Das Problem für die SPD in Thüringen ist, dass sie das entscheidende halbe Prozent zu wenig verloren hat. Aber welchen Gaul reiten eigentlich die Grünen und was hat er vorher bekommen?
Diese ganze scheinheilige Debatte darüber, ob 25 Jahre nach dem Mauerfall die Linke einen Ministerpräsidenten stellen können sollen darf oder nicht ist absurd. Moralisch, ethisch, historisch macht es keinen Unterschied, ob die Linke unter der SPD regiert oder ob sie den MP stellt. Entweder ist beides falsch, oder nichts. Und da wir nun schon seit 1994 eine Tolerierung (Sachsen Anhalt) und seit 1998 ein Regieren der SPD mit der Linken bzw. PDS (Mecklenburg Vorpommern) auf Länderebene kennen, ist der Käse ja wohl gegessen, dieser Drops gelutscht usw.
Taktisch gesehen – und das ist ja eher mein Beruf – liegt das große Dilemma der Thüringer SPD vor allem darin, trotz beeindruckender und mit viel Liebe zum Detail eingefahrener Verluste, am Wahltag nicht genug verloren zu haben, um sauber aus dem Schneider zu sein. Nur wenn keine Regierungsmehrheit für Schwarz-Rot oder Rot-Rot-Grün zustande gekommen wäre, hätte die SPD entspannt die (kleine) Oppositionsrolle einnehmen dürfen, die ihr die Thüringer ganz deutlich zugeteilt haben. Dann hätte der Ball bei allen anderen im Feld gelegen und im schlimmsten Fall wäre es eben zu Neuwahlen gekommen. Da darf man das Volk aus meiner Sicht auch nicht aus der Verantwortung lassen.
Wenn das Volk instabilen Mist wählt, muss es eben so lange wählen, bis kein instabiler Mist mehr dabei rauskommt – das sind ja schließlich alles erwachsene Leute.

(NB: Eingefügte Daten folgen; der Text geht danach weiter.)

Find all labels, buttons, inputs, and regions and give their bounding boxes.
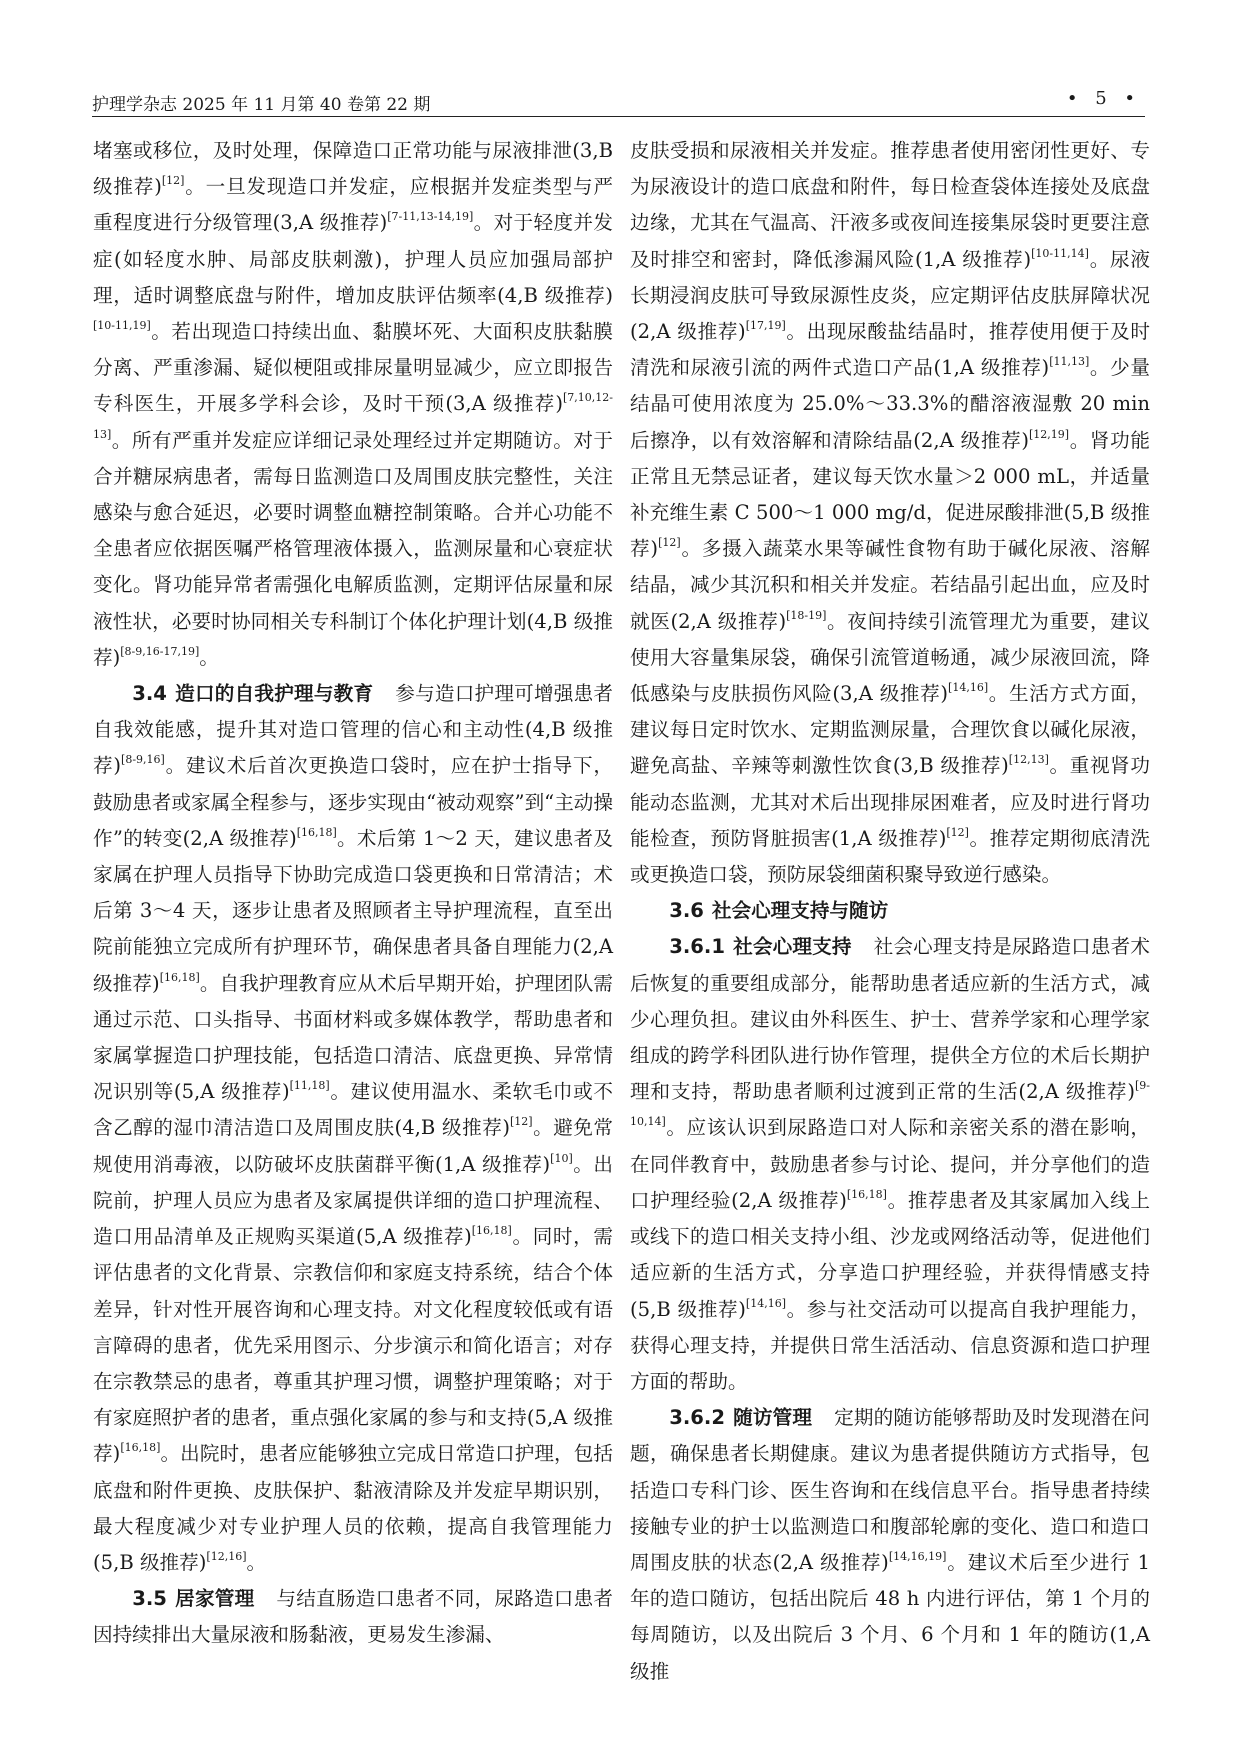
section-3-6-1 xyxy=(630,929,1150,1400)
citation-ref: [12,13] xyxy=(1008,753,1049,767)
citation-ref: [16,18] xyxy=(120,1441,161,1455)
paragraph-home-management xyxy=(630,133,1150,893)
text-run: 。同时，需评估患者的文化背景、宗教信仰和家庭支持系统，结合个体差异，针对性开展咨询和心理支持。对文化程度较低或有语言障碍的患者，优先采用图示、分步演示和简化语言；对存在宗教禁忌的患者，尊重其护理习惯，调整护理策略；对于有家庭照护者的患者，重点强化家属的参与和支持(5,A 级推荐) xyxy=(93,1225,613,1466)
citation-ref: [18-19] xyxy=(786,608,827,622)
citation-ref: [12] xyxy=(946,825,969,839)
section-3-5 xyxy=(93,1581,613,1653)
paragraph-complication-management xyxy=(93,133,613,676)
text-run: 。少量结晶可使用浓度为 25.0%～33.3%的醋溶液湿敷 20 min 后擦净，以有效溶解和清除结晶(2,A 级推荐) xyxy=(630,356,1150,452)
header-rule xyxy=(92,116,1145,117)
section-3-6 xyxy=(630,893,1150,929)
running-header xyxy=(92,86,1141,116)
citation-ref: [8-9,16] xyxy=(121,753,165,767)
text-run: 参与造口护理可增强患者自我效能感，提升其对造口管理的信心和主动性(4,B 级推荐) xyxy=(93,682,614,778)
journal-citation: 护理学杂志 2025 年 11 月第 40 卷第 22 期 xyxy=(92,95,431,115)
text-run: 。出院前，护理人员应为患者及家属提供详细的造口护理流程、造口用品清单及正规购买渠道(5,A 级推荐) xyxy=(93,1152,613,1249)
citation-ref: [16,18] xyxy=(296,825,337,839)
section-3-6-2 xyxy=(630,1400,1150,1690)
citation-ref: [12] xyxy=(658,536,681,550)
text-run: 。肾功能正常且无禁忌证者，建议每天饮水量＞2 000 mL，并适量补充维生素 C 500～1 000 mg/d，促进尿酸排泄(5,B 级推荐) xyxy=(630,428,1150,561)
section-title: 社会心理支持 xyxy=(732,935,852,959)
citation-ref: [9-10,14] xyxy=(630,1079,1150,1129)
text-run: 。参与社交活动可以提高自我护理能力，获得心理支持，并提供日常生活活动、信息资源和造口护理方面的帮助。 xyxy=(630,1297,1150,1393)
section-title: 造口的自我护理与教育 xyxy=(174,682,374,706)
section-number: 3.4 xyxy=(132,682,167,706)
text-run: 与结直肠造口患者不同，尿路造口患者因持续排出大量尿液和肠黏液，更易发生渗漏、 xyxy=(93,1587,614,1647)
text-run: 。重视肾功能动态监测，尤其对术后出现排尿困难者，应及时进行肾功能检查，预防肾脏损害(1,A 级推荐) xyxy=(630,754,1150,850)
text-run: 。多摄入蔬菜水果等碱性食物有助于碱化尿液、溶解结晶，减少其沉积和相关并发症。若结晶引起出血，应及时就医(2,A 级推荐) xyxy=(630,537,1150,633)
citation-ref: [8-9,16-17,19] xyxy=(120,644,200,658)
citation-ref: [11,13] xyxy=(1049,355,1090,369)
citation-ref: [16,18] xyxy=(159,970,200,984)
section-title: 随访管理 xyxy=(732,1406,813,1430)
section-3-4 xyxy=(93,676,613,1581)
citation-ref: [12] xyxy=(161,174,185,188)
text-run: 社会心理支持是尿路造口患者术后恢复的重要组成部分，能帮助患者适应新的生活方式，减少心理负担。建议由外科医生、护士、营养学家和心理学家组成的跨学科团队进行协作管理，提供全方位的术后长期护理和支持，帮助患者顺利过渡到正常的生活(2,A 级推荐) xyxy=(630,935,1151,1104)
section-number: 3.6 xyxy=(669,899,704,923)
text-run: 皮肤受损和尿液相关并发症。推荐患者使用密闭性更好、专为尿液设计的造口底盘和附件，每日检查袋体连接处及底盘边缘，尤其在气温高、汗液多或夜间连接集尿袋时更要注意及时排空和密封，降低渗漏风险(1,A 级推荐) xyxy=(630,139,1150,271)
citation-ref: [10] xyxy=(550,1151,573,1165)
citation-ref: [7-11,13-14,19] xyxy=(387,210,474,224)
section-number: 3.5 xyxy=(132,1587,167,1611)
citation-ref: [14,16] xyxy=(745,1296,786,1310)
citation-ref: [12] xyxy=(510,1115,533,1129)
citation-ref: [10-11,14] xyxy=(1031,246,1089,260)
right-column xyxy=(630,133,1150,1690)
text-run: 。夜间持续引流管理尤为重要，建议使用大容量集尿袋，确保引流管道畅通，减少尿液回流，降低感染与皮肤损伤风险(3,A 级推荐) xyxy=(630,609,1151,706)
citation-ref: [11,18] xyxy=(289,1079,330,1093)
text-run: 。应该认识到尿路造口对人际和亲密关系的潜在影响，在同伴教育中，鼓励患者参与讨论、提问，并分享他们的造口护理经验(2,A 级推荐) xyxy=(630,1116,1150,1212)
text-run: 堵塞或移位，及时处理，保障造口正常功能与尿液排泄(3,B 级推荐) xyxy=(93,139,613,199)
text-run: 。出院时，患者应能够独立完成日常造口护理，包括底盘和附件更换、皮肤保护、黏液清除及并发症早期识别，最大程度减少对专业护理人员的依赖，提高自我管理能力(5,B 级推荐) xyxy=(93,1442,613,1574)
section-number: 3.6.1 xyxy=(669,935,725,959)
section-number: 3.6.2 xyxy=(669,1406,725,1430)
text-run: 。建议使用温水、柔软毛巾或不含乙醇的湿巾清洁造口及周围皮肤(4,B 级推荐) xyxy=(93,1080,613,1140)
text-run: 。避免常规使用消毒液，以防破坏皮肤菌群平衡(1,A 级推荐) xyxy=(93,1116,614,1176)
text-run: 。推荐定期彻底清洗或更换造口袋，预防尿袋细菌积聚导致逆行感染。 xyxy=(630,826,1150,887)
citation-ref: [17,19] xyxy=(745,319,786,333)
text-run: 。建议术后首次更换造口袋时，应在护士指导下，鼓励患者或家属全程参与，逐步实现由“被动观察”到“主动操作”的转变(2,A 级推荐) xyxy=(93,754,614,850)
left-column xyxy=(93,133,613,1654)
text-run: 。建议术后至少进行 1 年的造口随访，包括出院后 48 h 内进行评估，第 1 个月的每周随访，以及出院后 3 个月、6 个月和 1 年的随访(1,A 级推 xyxy=(630,1550,1150,1683)
section-title: 社会心理支持与随访 xyxy=(711,899,889,923)
text-run: 。术后第 1～2 天，建议患者及家属在护理人员指导下协助完成造口袋更换和日常清洁；术后第 3～4 天，逐步让患者及照顾者主导护理流程，直至出院前能独立完成所有护理环节，确保患者具备自理能力(2,A 级推荐) xyxy=(93,826,613,995)
citation-ref: [14,16,19] xyxy=(888,1549,947,1563)
text-run: 。所有严重并发症应详细记录处理经过并定期随访。对于合并糖尿病患者，需每日监测造口及周围皮肤完整性，关注感染与愈合延迟，必要时调整血糖控制策略。合并心功能不全患者应依据医嘱严格管理液体摄入，监测尿量和心衰症状变化。肾功能异常者需强化电解质监测，定期评估尿量和尿液性状，必要时协同相关专科制订个体化护理计划(4,B 级推荐) xyxy=(93,428,613,669)
page-number: • 5 • xyxy=(1066,88,1141,109)
text-run: 。自我护理教育应从术后早期开始，护理团队需通过示范、口头指导、书面材料或多媒体教学，帮助患者和家属掌握造口护理技能，包括造口清洁、底盘更换、异常情况识别等(5,A 级推荐) xyxy=(93,971,613,1104)
text-run: 。生活方式方面，建议每日定时饮水、定期监测尿量，合理饮食以碱化尿液，避免高盐、辛辣等刺激性饮食(3,B 级推荐) xyxy=(630,682,1150,778)
text-run: 。若出现造口持续出血、黏膜坏死、大面积皮肤黏膜分离、严重渗漏、疑似梗阻或排尿量明显减少，应立即报告专科医生，开展多学科会诊，及时干预(3,A 级推荐) xyxy=(93,320,613,416)
citation-ref: [10-11,19] xyxy=(93,319,151,333)
text-run: 。推荐患者及其家属加入线上或线下的造口相关支持小组、沙龙或网络活动等，促进他们适应新的生活方式，分享造口护理经验，并获得情感支持(5,B 级推荐) xyxy=(630,1188,1150,1321)
text-run: 。出现尿酸盐结晶时，推荐使用便于及时清洗和尿液引流的两件式造口产品(1,A 级推荐) xyxy=(630,320,1150,380)
text-run: 。尿液长期浸润皮肤可导致尿源性皮炎，应定期评估皮肤屏障状况(2,A 级推荐) xyxy=(630,247,1150,344)
citation-ref: [14,16] xyxy=(948,681,989,695)
citation-ref: [16,18] xyxy=(471,1224,512,1238)
text-run: 。对于轻度并发症(如轻度水肿、局部皮肤刺激)，护理人员应加强局部护理，适时调整底盘与附件，增加皮肤评估频率(4,B 级推荐) xyxy=(93,211,613,307)
text-run: 定期的随访能够帮助及时发现潜在问题，确保患者长期健康。建议为患者提供随访方式指导，包括造口专科门诊、医生咨询和在线信息平台。指导患者持续接触专业的护士以监测造口和腹部轮廓的变化、造口和造口周围皮肤的状态(2,A 级推荐) xyxy=(630,1406,1151,1574)
text-run: 。一旦发现造口并发症，应根据并发症类型与严重程度进行分级管理(3,A 级推荐) xyxy=(93,175,613,235)
citation-ref: [12,19] xyxy=(1028,427,1070,441)
citation-ref: [7,10,12-13] xyxy=(93,391,613,441)
section-title: 居家管理 xyxy=(174,1587,255,1611)
text-run: 。 xyxy=(246,1550,267,1574)
text-run: 。 xyxy=(199,645,219,669)
citation-ref: [16,18] xyxy=(846,1187,887,1201)
citation-ref: [12,16] xyxy=(206,1549,247,1563)
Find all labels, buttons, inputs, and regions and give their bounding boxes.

Wer die Thüringer SPD ein bisschen beobachtet erkennt, dass aus einer kleinen Menge Menschen mit dem gleichen Parteibuch nicht automatisch eine eingeschworene Gemeinschaft wird. Schlimme interne und seit nunmehr Jahrzehnten andauernde Feind- und Seilschaften haben die Partei an den Rand ihrer Existenz gebracht. Da mag die CDU im Land auch noch so arrogant und selbstverliebt regiert haben – Profit konnte die SPD weder in der Opposition noch in der Regierung daraus ziehen. Vor allem, weil sie sich selbst einfach nicht leiden kann. Und wie wir das aus jeder menschlichen Beziehung kennen, haben Personen mit solidem Selbsthass meist wenig Energie übrig, um andere zu lieben und für sich zu gewinnen.
Jetzt also strebt der übrig gebliebene Rumpf der Partei ein Dreierbündnis mit einer Stimme Mehrheit an, in dem die SPD den beliebten Mittelplatz bekommt. Das kann man natürlich machen. Man kann es aber auch sein lassen. Ein Dilemma bleibt es in jedem Fall. Denn auch Schwarz-Rot hätte nur eine Stimme Mehrheit gehabt und ist in der SPD natürlich mindestens ebenso umstritten. Mit viel gutem Willen kann man also noch verstehen, dass die innere Verfasstheit es der Thüringer SPD verbat, aus dem aktuellen Desaster heraus noch einmal in den Wahlkampf ziehen zu müssen. Vor allem auch aus Mangel an Kandidaten. Einer wurde schon vorher abgesägt, die Zweite verbrannt und der Dritte wartet mal wieder lieber ab – vielleicht länger als es die Partei noch gibt, für die er kandidieren könnte.
Nun braucht man für ein Dreierbündnis aber drei. Und jetzt komme ich beim besten Willen nicht darauf, warum Die Grünen da mitmachen. Die hätten nun wirklich den allerschlankesten Abgang hinlegen können. Ein Hinweis des ungefähren Inhaltes „Sorry, aber das riecht nach Harakiri“ und alle hätten sofort genickt. Denn es riecht ja auch nach Harakiri. Wenn man Harakiri überhaupt riechen kann, dann hier. Also was kann es sein? Nach gründlicher Abwägung aller mir vorliegenden Informationen komme ich auf absolut nichts, was diese Partei in diesem Bündnis zu suchen hat. Selten erlebe ich mich wirklich ratlos vor mir selbst. Jetzt ist es soweit. Wer das Gras findet, das die dort geraucht haben, nur der findet auch den Schlüssel zu dieser Frage. Ich suche weiter.